If you’re having difficulty coping at work, try to figure out why, and think of ways to keep going.

  • Performance appraisal gives you the chance to bring up things that impede work if you haven’t talked about them with your supervisor before.
  • An OSH representative can act as your support person in dealing with matters and taking them forward.
  • Occupational health services are at hand if your health is in danger. However, sick leave is not a way to fix the problems that there are at work. Work-related issues need to be dealt with in the workplace.
  • You get peer support by attending JHL’s events. There are empowering events available. Keep an eye on the course and event calendar (in Finnish) on our website!
  • You can also get peer support by taking part in JHL’s courses. Courses are arranged by the regional offices, JHL Institute and JHL’s occupation-specific activities unit. Keep an eye on our course and event calendar.
  • Every year, JHL applies for Kela’s vocationally oriented KIILA rehabilitation for members. If your work ability is in danger, this rehabilitation may be a good option for you.
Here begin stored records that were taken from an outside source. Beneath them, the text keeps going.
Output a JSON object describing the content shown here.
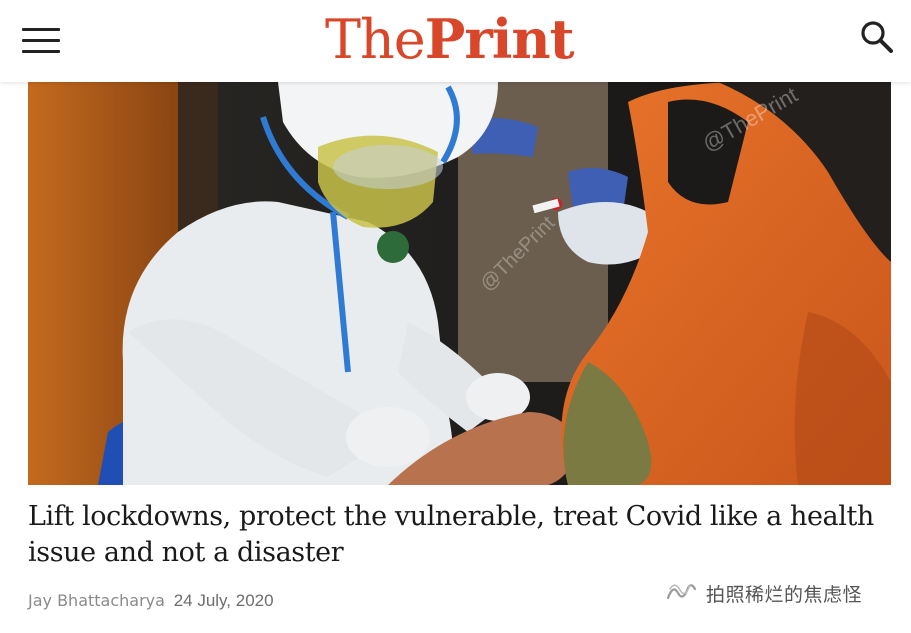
{
  "header": {
    "menu_icon": "hamburger-menu-icon",
    "logo_the": "The",
    "logo_print": "Print",
    "search_icon": "search-icon",
    "brand_color": "#d9472b"
  },
  "article": {
    "image_watermark": "@ThePrint",
    "headline": "Lift lockdowns, protect the vulnerable, treat Covid like a health issue and not a disaster",
    "author": "Jay Bhattacharya",
    "date": "24 July, 2020"
  },
  "watermark": {
    "icon": "wechat-channel-icon",
    "text": "拍照稀烂的焦虑怪"
  }
}
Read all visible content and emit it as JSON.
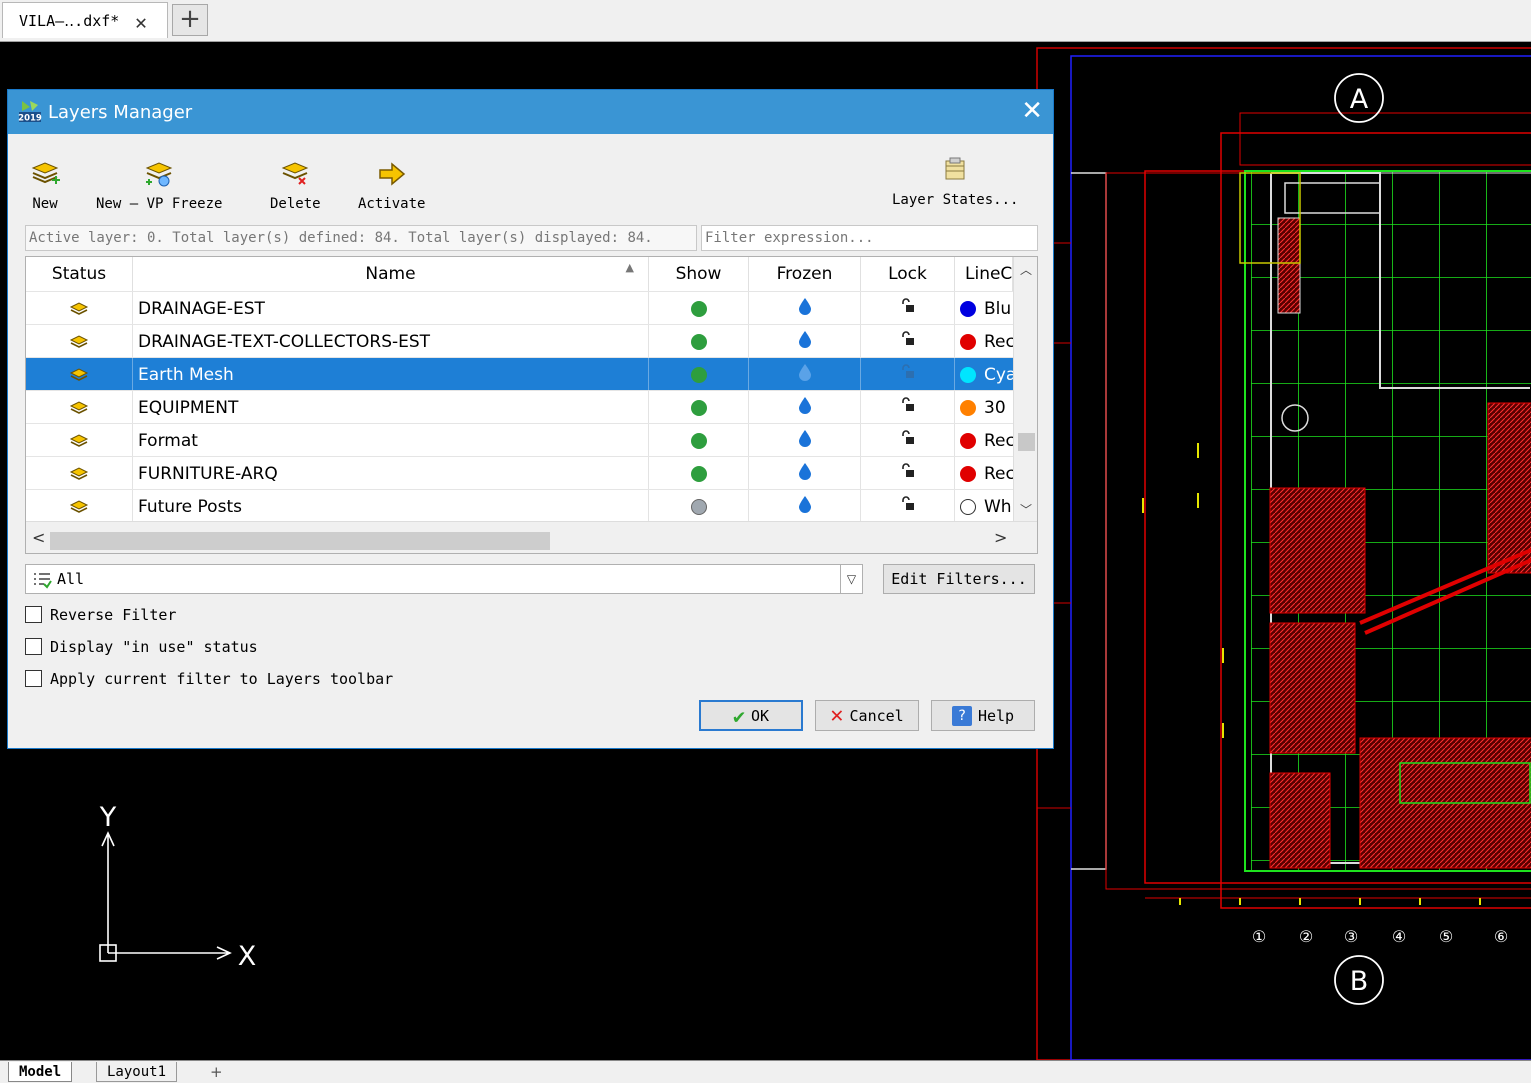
{
  "tabs": {
    "doc_title": "VILA—‥.dxf*",
    "close_glyph": "✕",
    "new_tab_glyph": "+"
  },
  "bottom_tabs": [
    {
      "label": "Model"
    },
    {
      "label": "Layout1"
    },
    {
      "label": "+"
    }
  ],
  "cad": {
    "grid_bubbles": [
      "A",
      "B"
    ],
    "column_markers": [
      "①",
      "②",
      "③",
      "④",
      "⑤",
      "⑥"
    ],
    "axis_labels": {
      "x": "X",
      "y": "Y"
    }
  },
  "dialog": {
    "title": "Layers Manager",
    "logo_text": "2019",
    "toolbar": {
      "new": "New",
      "new_vp_freeze": "New — VP Freeze",
      "delete": "Delete",
      "activate": "Activate",
      "layer_states": "Layer States..."
    },
    "status_text": "Active layer: 0. Total layer(s) defined: 84. Total layer(s) displayed: 84.",
    "filter_placeholder": "Filter expression...",
    "columns": {
      "status": "Status",
      "name": "Name",
      "show": "Show",
      "frozen": "Frozen",
      "lock": "Lock",
      "linecolor": "LineC"
    },
    "layers": [
      {
        "name": "DRAINAGE-EST",
        "show": "on",
        "color_label": "Blu",
        "color": "#0000e0",
        "selected": false
      },
      {
        "name": "DRAINAGE-TEXT-COLLECTORS-EST",
        "show": "on",
        "color_label": "Rec",
        "color": "#e00000",
        "selected": false
      },
      {
        "name": "Earth Mesh",
        "show": "on",
        "color_label": "Cya",
        "color": "#00e5ff",
        "selected": true
      },
      {
        "name": "EQUIPMENT",
        "show": "on",
        "color_label": "30",
        "color": "#ff8000",
        "selected": false
      },
      {
        "name": "Format",
        "show": "on",
        "color_label": "Rec",
        "color": "#e00000",
        "selected": false
      },
      {
        "name": "FURNITURE-ARQ",
        "show": "on",
        "color_label": "Rec",
        "color": "#e00000",
        "selected": false
      },
      {
        "name": "Future Posts",
        "show": "off",
        "color_label": "Wh",
        "color": "#ffffff",
        "selected": false
      }
    ],
    "colors": {
      "show_on": "#2e9e3e",
      "show_off": "#a0a8b0",
      "frozen_drop": "#1a73d9",
      "title_bar": "#3a95d4",
      "selection": "#1e7fd6"
    },
    "filter_select": {
      "value": "All"
    },
    "edit_filters": "Edit Filters...",
    "checkboxes": [
      {
        "label": "Reverse Filter",
        "checked": false
      },
      {
        "label": "Display \"in use\" status",
        "checked": false
      },
      {
        "label": "Apply current filter to Layers toolbar",
        "checked": false
      }
    ],
    "buttons": {
      "ok": "OK",
      "cancel": "Cancel",
      "help": "Help"
    }
  }
}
OSH representative is at hand

The OSH representative represents all employees – not just JHL members – in matters related to safety and health. You can contact the representative in all matters related to occupational safety, occupational health or well-being at work.

A representative must be elected in workplaces with at least 10 employees. However, even in smaller workplaces the employees can, if they wish, elect an OSH representative amongst themselves.

Your workplace may also have some other OSH actor with the title of

  • deputy OSH representative
  • OSH ombudsman (in municipalities and wellbeing services counties the title is OSH contact person)
  • OSH manager (functions as an employer representative and helps supervisors in OSH matters)

You can also contact them in matters related to occupational safety and health.

Do you want to get involved in managing OSH affairs?

Are you interested in improving the occupational safety and health of your workplace even further? As an OSH representative, you have the chance to make a difference in your workplace and cooperate with your employer to make the workplace an even better place to work. The representative’s term of office is, depending on the agreement sector, from two to four years.

Your union will provide you with free OSH training. You’ll be paid a full salary during training.